December 2013 Church & State | People & Events

It looks like creationism won’t be coming to Texas’ public school science books anytime soon.

Creationists in the state have been lobbying the Texas State Board of Education to undermine sound science in Texas’ public schools, where they’ve received a friendly hearing.

But there’s one problem: Biology textbook publishers have refused to give into fundamentalist demands that call for evolution to be treated as “controversial.”

In the latest twist of a long-running battle, the Dallas Observer reported in October that the board has narrowed its biology textbook options down to 14 titles – and not one of those choices includes any theories that run counter to evolution.

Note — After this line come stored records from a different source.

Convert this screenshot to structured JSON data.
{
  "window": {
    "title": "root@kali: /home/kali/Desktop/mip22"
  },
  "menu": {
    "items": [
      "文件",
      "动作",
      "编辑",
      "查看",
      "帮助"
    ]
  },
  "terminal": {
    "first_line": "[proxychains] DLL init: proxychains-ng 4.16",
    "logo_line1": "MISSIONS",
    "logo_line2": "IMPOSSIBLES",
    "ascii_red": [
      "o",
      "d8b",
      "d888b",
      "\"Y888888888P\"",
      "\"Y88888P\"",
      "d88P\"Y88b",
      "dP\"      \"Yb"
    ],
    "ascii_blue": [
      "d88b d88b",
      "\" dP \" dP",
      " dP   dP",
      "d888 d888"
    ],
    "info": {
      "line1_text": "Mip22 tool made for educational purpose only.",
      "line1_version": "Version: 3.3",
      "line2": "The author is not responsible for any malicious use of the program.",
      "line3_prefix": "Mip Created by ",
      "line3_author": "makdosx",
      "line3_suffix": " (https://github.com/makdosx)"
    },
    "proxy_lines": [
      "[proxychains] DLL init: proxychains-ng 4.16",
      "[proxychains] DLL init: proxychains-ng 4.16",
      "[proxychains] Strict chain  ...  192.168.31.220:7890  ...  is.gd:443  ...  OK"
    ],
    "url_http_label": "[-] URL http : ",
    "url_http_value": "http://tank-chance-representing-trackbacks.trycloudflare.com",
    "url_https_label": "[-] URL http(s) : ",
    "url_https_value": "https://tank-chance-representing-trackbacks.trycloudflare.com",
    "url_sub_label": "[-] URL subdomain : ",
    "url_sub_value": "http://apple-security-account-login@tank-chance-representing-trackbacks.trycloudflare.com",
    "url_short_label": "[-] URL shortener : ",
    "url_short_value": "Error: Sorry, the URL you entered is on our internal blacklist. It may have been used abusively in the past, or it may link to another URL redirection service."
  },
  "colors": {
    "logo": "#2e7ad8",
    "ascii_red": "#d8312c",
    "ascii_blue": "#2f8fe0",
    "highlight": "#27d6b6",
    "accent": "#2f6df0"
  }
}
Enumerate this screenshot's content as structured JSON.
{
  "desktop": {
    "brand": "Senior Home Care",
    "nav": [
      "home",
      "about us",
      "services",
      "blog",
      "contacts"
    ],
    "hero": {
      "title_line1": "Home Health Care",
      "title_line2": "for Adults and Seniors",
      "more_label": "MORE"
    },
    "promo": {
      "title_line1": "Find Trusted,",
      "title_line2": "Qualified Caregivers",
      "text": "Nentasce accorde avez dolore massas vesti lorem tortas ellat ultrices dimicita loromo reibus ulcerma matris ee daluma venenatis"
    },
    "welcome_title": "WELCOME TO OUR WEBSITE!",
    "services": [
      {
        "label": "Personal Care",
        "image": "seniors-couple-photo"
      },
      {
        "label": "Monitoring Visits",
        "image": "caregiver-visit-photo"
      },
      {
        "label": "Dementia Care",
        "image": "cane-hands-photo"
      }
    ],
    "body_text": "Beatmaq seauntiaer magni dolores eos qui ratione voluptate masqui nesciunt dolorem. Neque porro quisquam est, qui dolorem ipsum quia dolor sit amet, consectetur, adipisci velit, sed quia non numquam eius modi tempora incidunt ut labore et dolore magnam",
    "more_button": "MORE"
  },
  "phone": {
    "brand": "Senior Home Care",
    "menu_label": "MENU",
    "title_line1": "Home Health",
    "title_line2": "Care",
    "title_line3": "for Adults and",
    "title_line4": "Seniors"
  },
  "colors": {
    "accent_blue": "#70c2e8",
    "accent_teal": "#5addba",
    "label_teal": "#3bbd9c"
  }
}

Unfortunately, no credit is due the board for this development. Many of its members wanted creationism in the books, but textbook publishers refused to put religious concepts into secular science books.

The recent turn of events surprised some observers. Board chair Barbara Cargill is an avid advocate for creationism. In fact, she and her allies invited a few dozen people to review the textbook options this summer, including a handful of known creationists.

Critics believe the review process was stacked to aid creationists. The board has long leaned toward teaching creationism, and this year additional anti-science advocates secured spots on the oversight body.

The Texas Freedom Network (TFN), an Americans United ally, monitored the situation carefully. TFN said the initial drafts of science curricula and textbooks under review “have an uncensored, robust discussion of evolution without any promotion of creationism or intelligent design,” – but teams appointed to re­view the materials by the board included known creationism advocates as well as plenty of people with no relevant science background or expertise.

TFN also reported that some comments made during the review process “include suggestions that publishers water-down or censor in­struction on evolution; and the whole review process has been compromised by lack of qualified review teams participants, meddling by SBOE members and confusion about the basic rules governing the process.”

TFN later obtained detailed information on one of the curriculum review panels, noting that a team of four reviewers “is shockingly devoid of any relevant teaching experience or advanced education in biology.” The panel had just one “experienced classroom teacher,” TFN said.

Many of the comments by the reviewers, TFN said, indicated a desire to weaken instruction about evolution.

TFN organized a “Stand Up For Science” campaign to mobilize Texans in support of sound instruction about evolution. A final vote on the books was due Nov. 22, after this issue of Church & State went to press. 

TFN President Kathy Miller said she was pleased by the turn of events but called for continued diligence.

“[This is] a very welcome development for everyone who opposes teaching phony science,” Miller said.